Le candidat conservateur a finalement perdu l’élection par plus de 8 %. Selon la juge Hogue, il est raisonnable de croire que cette campagne de désinformation a affecté le résultat électoral de Kenny Chiu, bien que l’ingérence étrangère dans l’élection de 2021 n’ait pas porté atteinte à l'intégrité du système électoral et qu'elle n'ait pas eu d'incidence sur le résultat global de l'élection.

Des liens incertains avec la Chine

S’ils étaient au courant de la campagne de désinformation, le Mécanisme de réponse rapide du Canada et le Groupe de travail sur les menaces en matière de sécurité et de renseignement visant les élections ne détenaient pas de preuves décisives que celle-ci était dirigée par la Chine.

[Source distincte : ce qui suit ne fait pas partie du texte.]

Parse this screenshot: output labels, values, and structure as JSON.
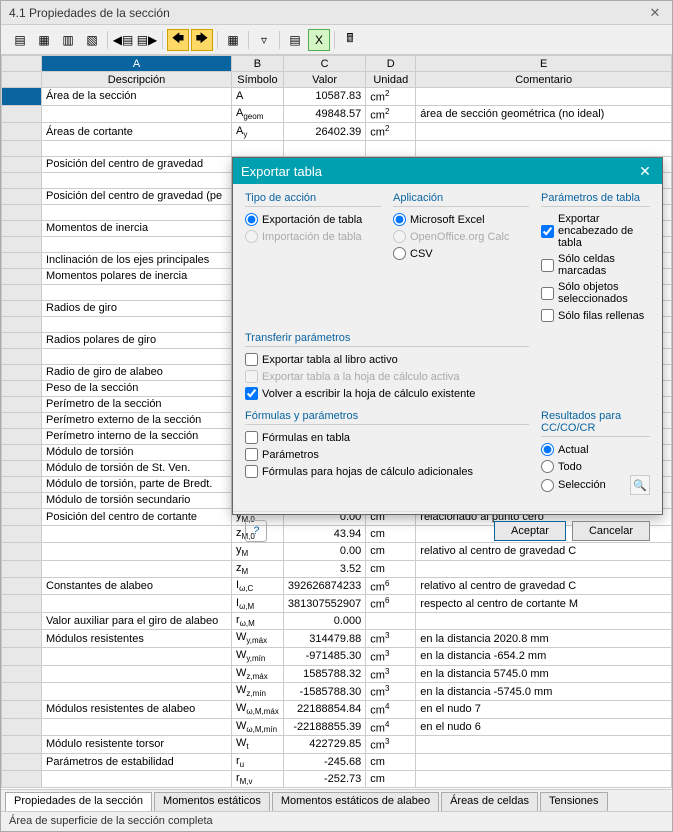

Il existait des indications selon lesquelles il s’agissait d’activités coordonnées, mais même si cela pouvait être le fruit d’une intervention de la [Chine], il pouvait aussi s’agir d’une réaction organique, peut-on lire dans le rapport de la commissaire Hogue.

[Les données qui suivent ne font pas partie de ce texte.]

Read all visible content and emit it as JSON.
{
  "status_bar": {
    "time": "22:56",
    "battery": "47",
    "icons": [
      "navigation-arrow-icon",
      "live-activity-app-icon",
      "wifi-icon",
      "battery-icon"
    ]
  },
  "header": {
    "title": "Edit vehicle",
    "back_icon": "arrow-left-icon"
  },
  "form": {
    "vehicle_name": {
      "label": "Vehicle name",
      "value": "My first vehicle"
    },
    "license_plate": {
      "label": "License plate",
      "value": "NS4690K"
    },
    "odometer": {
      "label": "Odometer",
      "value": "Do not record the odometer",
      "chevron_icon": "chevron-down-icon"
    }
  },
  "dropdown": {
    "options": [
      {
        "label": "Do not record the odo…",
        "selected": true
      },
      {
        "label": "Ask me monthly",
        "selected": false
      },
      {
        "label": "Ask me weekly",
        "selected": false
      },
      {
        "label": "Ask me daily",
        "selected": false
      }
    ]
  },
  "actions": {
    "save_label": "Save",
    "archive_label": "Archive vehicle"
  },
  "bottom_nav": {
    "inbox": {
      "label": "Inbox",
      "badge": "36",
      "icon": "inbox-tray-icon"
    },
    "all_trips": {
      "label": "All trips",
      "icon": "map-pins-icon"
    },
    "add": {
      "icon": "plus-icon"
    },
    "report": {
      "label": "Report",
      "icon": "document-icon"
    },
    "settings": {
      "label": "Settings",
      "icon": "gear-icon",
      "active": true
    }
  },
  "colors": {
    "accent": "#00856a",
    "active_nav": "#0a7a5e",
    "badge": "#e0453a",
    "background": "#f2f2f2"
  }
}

C’est entre autres pour cette raison que le comité de fonctionnaires responsables du Protocole public en cas d’incident électoral majeur n’a pas lancé d’avertissement public au sujet des fausses informations visant M. Chiu. De plus, le fait que ce dernier ait rectifié les faits sur les réseaux sociaux a nettoyé l’écosystème d’information, d’après le comité.

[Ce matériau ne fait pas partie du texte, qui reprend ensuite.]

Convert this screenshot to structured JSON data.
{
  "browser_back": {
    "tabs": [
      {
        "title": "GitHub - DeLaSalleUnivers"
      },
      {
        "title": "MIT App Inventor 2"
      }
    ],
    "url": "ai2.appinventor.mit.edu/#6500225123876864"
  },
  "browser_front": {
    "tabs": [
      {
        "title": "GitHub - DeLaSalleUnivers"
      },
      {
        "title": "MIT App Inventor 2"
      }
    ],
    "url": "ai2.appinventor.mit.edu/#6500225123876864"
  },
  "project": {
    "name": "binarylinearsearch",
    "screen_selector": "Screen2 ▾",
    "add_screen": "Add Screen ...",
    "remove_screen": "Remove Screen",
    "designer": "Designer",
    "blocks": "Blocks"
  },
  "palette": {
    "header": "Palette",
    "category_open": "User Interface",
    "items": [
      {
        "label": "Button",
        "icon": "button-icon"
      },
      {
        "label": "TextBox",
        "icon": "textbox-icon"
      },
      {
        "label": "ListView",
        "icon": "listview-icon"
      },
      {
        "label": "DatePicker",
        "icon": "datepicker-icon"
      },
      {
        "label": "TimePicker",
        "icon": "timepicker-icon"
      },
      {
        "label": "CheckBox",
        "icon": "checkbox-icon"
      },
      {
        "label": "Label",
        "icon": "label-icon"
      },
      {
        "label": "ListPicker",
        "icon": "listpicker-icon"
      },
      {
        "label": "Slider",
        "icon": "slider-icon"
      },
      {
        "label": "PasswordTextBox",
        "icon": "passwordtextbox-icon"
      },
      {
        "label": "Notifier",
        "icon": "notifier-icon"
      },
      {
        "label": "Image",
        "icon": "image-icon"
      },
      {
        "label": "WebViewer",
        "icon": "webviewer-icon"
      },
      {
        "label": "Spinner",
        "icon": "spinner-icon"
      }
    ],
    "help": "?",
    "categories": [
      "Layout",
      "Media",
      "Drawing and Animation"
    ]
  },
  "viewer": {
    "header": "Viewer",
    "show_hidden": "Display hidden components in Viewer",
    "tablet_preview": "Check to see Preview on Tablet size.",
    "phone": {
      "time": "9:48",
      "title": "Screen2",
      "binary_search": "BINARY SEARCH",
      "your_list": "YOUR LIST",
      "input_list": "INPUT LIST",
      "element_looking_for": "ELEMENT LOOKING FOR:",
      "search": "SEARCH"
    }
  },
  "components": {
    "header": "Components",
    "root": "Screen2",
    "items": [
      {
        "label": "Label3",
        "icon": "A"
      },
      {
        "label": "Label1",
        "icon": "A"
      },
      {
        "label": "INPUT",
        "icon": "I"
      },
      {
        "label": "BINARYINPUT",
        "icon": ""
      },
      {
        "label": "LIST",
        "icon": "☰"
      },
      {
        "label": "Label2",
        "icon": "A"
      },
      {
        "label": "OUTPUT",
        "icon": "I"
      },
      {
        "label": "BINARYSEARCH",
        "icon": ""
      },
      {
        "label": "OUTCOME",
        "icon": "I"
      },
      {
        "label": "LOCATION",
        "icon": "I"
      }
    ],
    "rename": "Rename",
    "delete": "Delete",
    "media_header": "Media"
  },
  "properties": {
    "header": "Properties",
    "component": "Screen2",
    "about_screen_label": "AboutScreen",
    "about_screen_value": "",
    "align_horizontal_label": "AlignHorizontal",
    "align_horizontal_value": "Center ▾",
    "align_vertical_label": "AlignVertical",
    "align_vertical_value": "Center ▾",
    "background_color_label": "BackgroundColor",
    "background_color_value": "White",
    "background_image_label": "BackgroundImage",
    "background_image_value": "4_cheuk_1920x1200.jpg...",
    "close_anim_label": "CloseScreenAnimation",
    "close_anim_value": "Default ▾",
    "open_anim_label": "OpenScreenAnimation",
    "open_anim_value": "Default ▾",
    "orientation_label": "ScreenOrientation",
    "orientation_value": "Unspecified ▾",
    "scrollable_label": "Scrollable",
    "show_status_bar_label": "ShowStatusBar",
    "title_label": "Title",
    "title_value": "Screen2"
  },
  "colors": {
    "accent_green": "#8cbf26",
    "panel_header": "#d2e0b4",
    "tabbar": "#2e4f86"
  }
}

Cet article a initialement été publié dans l'édition du 4 mai de l'infolettre des Décrypteurs. Pour obtenir des contenus exclusifs comme celui-ci ainsi que des analyses sur tout ce qui touche la désinformation web, abonnez-vous en cliquant ici.

Plus de questions que de réponses

Or, la commissaire Hogue remet en question certaines des conclusions du comité. Celui-ci a également expliqué ne pas avoir émis d’avertissement concernant une campagne de désinformation de langue chinoise visant le chef du Parti conservateur de l’époque, Erin O’Toole, parce que les fausses informations à son sujet avaient cessé de circuler quelques semaines avant le scrutin.

L’idée que l’on s’en remette à la capacité de l’écosystème des médias à s’autocorriger me préoccupe. Il peut être trop tard lorsque la désinformation se dissipe. Les dommages au processus démocratique peuvent déjà s’être matérialisés.

Une citation de Marie-Josée Hogue, commissaire, dans son rapport préliminaire

Le fait que les fausses informations au sujet de M. Chiu et de M. O’Toole se soient estompées avant le jour du scrutin ne signifie pas qu’elles n’ont eu aucun effet. Il est possible qu’il soit nécessaire d’intervenir plus rapidement en pareil cas. Cependant, il convient également de se demander si le public accepterait que de hauts fonctionnaires déterminent quelles informations doivent être corrigées, ajoute la juge.

Le rapport évoque également les distorsions de réalité qui peuvent être des formes d’expression acceptables dans le cadre de débats politiques – tant qu’elles ne sont pas orchestrées de l’étranger.

Au final, la juge Hogue croit que la décision de ne pas avertir le public était raisonnable, mais qu’elle met en relief une lacune profonde dans les mécanismes qui permettent de faire face à la mésinformation ou à la désinformation en période électorale.

L’absence de lignes directrices claires est l’un des principaux problèmes soulevés dans le rapport. Il sera intéressant de suivre les débats et les discussions à ce sujet à la prochaine phase de l’enquête et de voir quels changements pourraient être apportés d’ici la prochaine élection fédérale, prévue pour octobre 2025.